The future of unionism

Any large and complex organization that wants to survive and grow must be flexible and open to change. After experiencing the multiple hammer blows of globalization, automation and the birth of a service worker-driven gig economy, unions were initially slow to adapt and faced three decades of steady decline in their memberships, relevance and political influence.

Girded by the strength and support of public sector unions that found ways to increase their memberships, private sector unions have finally realized that the manufacturing and resource extraction jobs that once powered their unions are never coming back. The typical 20th century union representing all workers in a handful of huge factories, mines or mills is no longer a template that works in the 21st century. Work and workers are more diversified and spread out now, with many even working at home because of the pandemic.

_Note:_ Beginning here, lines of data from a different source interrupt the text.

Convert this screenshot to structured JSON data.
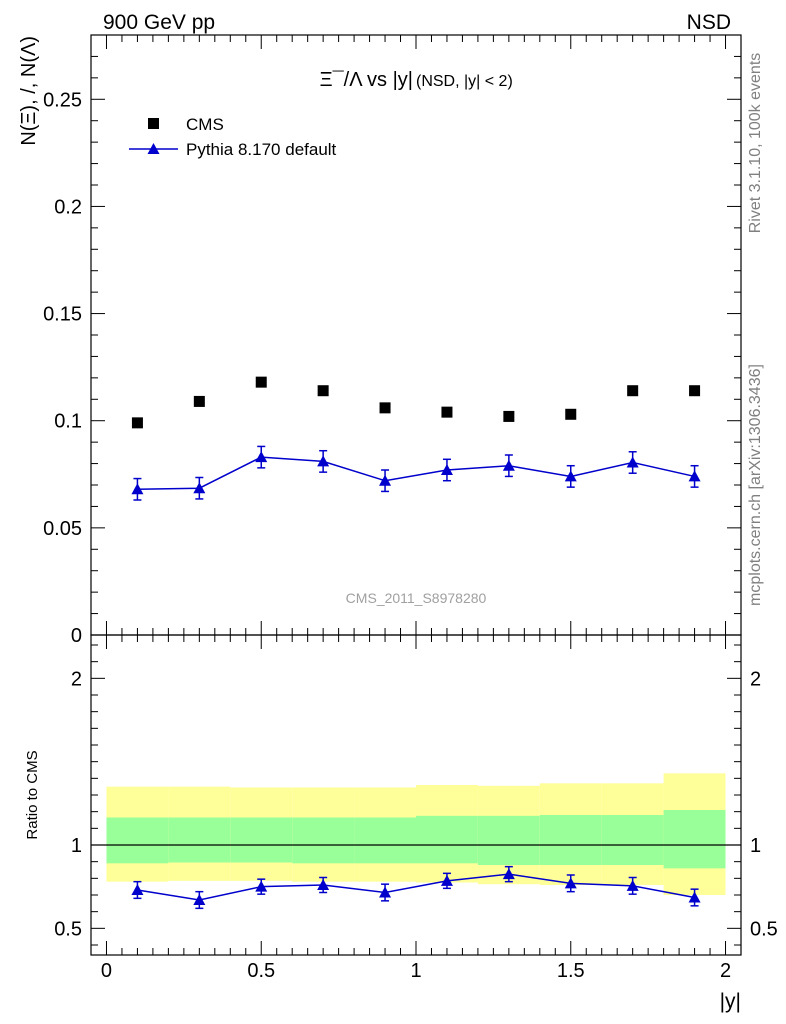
{
  "header": {
    "left": "900 GeV pp",
    "right": "NSD"
  },
  "side_labels": {
    "rivet": "Rivet 3.1.10,  100k events",
    "mcplots": "mcplots.cern.ch [arXiv:1306.3436]"
  },
  "watermark": "CMS_2011_S8978280",
  "colors": {
    "mc": "#0000cc",
    "data": "#000000",
    "band_inner": "#99ff99",
    "band_outer": "#ffff99"
  },
  "chart_data": [
    {
      "type": "scatter",
      "panel": "main",
      "title": "Ξ¯/Λ vs |y|",
      "title_suffix": "(NSD, |y| < 2)",
      "ylabel": "N(Ξ), /, N(Λ)",
      "xlim": [
        -0.05,
        2.05
      ],
      "ylim": [
        0,
        0.28
      ],
      "yticks": [
        0,
        0.05,
        0.1,
        0.15,
        0.2,
        0.25
      ],
      "ytick_labels": [
        "0",
        "0.05",
        "0.1",
        "0.15",
        "0.2",
        "0.25"
      ],
      "legend": {
        "position": "top-left",
        "entries": [
          "CMS",
          "Pythia 8.170 default"
        ]
      },
      "series": [
        {
          "name": "CMS",
          "marker": "square",
          "x": [
            0.1,
            0.3,
            0.5,
            0.7,
            0.9,
            1.1,
            1.3,
            1.5,
            1.7,
            1.9
          ],
          "y": [
            0.099,
            0.109,
            0.118,
            0.114,
            0.106,
            0.104,
            0.102,
            0.103,
            0.114,
            0.114
          ]
        },
        {
          "name": "Pythia 8.170 default",
          "marker": "triangle",
          "line": true,
          "x": [
            0.1,
            0.3,
            0.5,
            0.7,
            0.9,
            1.1,
            1.3,
            1.5,
            1.7,
            1.9
          ],
          "y": [
            0.068,
            0.0685,
            0.083,
            0.081,
            0.072,
            0.077,
            0.079,
            0.074,
            0.0805,
            0.074
          ],
          "yerr": [
            0.005,
            0.005,
            0.005,
            0.005,
            0.005,
            0.005,
            0.005,
            0.005,
            0.005,
            0.005
          ]
        }
      ]
    },
    {
      "type": "scatter",
      "panel": "ratio",
      "ylabel": "Ratio to CMS",
      "xlabel": "|y|",
      "xlim": [
        -0.05,
        2.05
      ],
      "ylim": [
        0.34,
        2.26
      ],
      "xticks": [
        0,
        0.5,
        1,
        1.5,
        2
      ],
      "xtick_labels": [
        "0",
        "0.5",
        "1",
        "1.5",
        "2"
      ],
      "yticks": [
        0.5,
        1,
        2
      ],
      "ytick_labels": [
        "0.5",
        "1",
        "2"
      ],
      "reference_line": 1,
      "bands": {
        "edges": [
          0,
          0.2,
          0.4,
          0.6,
          0.8,
          1.0,
          1.2,
          1.4,
          1.6,
          1.8,
          2.0
        ],
        "outer_low": [
          0.78,
          0.785,
          0.785,
          0.78,
          0.78,
          0.775,
          0.765,
          0.76,
          0.76,
          0.7
        ],
        "outer_high": [
          1.35,
          1.35,
          1.345,
          1.345,
          1.345,
          1.36,
          1.355,
          1.37,
          1.37,
          1.43
        ],
        "inner_low": [
          0.89,
          0.895,
          0.895,
          0.89,
          0.89,
          0.89,
          0.88,
          0.88,
          0.88,
          0.86
        ],
        "inner_high": [
          1.165,
          1.165,
          1.165,
          1.165,
          1.165,
          1.175,
          1.175,
          1.18,
          1.18,
          1.21
        ]
      },
      "series": [
        {
          "name": "Pythia 8.170 default",
          "marker": "triangle",
          "line": true,
          "x": [
            0.1,
            0.3,
            0.5,
            0.7,
            0.9,
            1.1,
            1.3,
            1.5,
            1.7,
            1.9
          ],
          "y": [
            0.73,
            0.67,
            0.75,
            0.76,
            0.715,
            0.785,
            0.825,
            0.77,
            0.755,
            0.685
          ],
          "yerr": [
            0.05,
            0.05,
            0.045,
            0.045,
            0.05,
            0.045,
            0.045,
            0.05,
            0.05,
            0.05
          ]
        }
      ]
    }
  ]
}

“The labour movement must keep seeking ways to become more relevant and effective for Canadian workers,” Stanford said, summarizing the key challenges the movement faces. “It must build new ways of organizing and representing workers in precarious, temporary and non-standard jobs. It must dramatically improve its presence and activity with communities of immigrant and racialized workers. It must engage young people in the fight for decent jobs. And it must successfully integrate the struggle for jobs and the struggle for environmental sustainability.”

If Stanford’s recipe can be achieved, there is no reason that the future cannot be bright for the movement as a whole and for the workers it represents.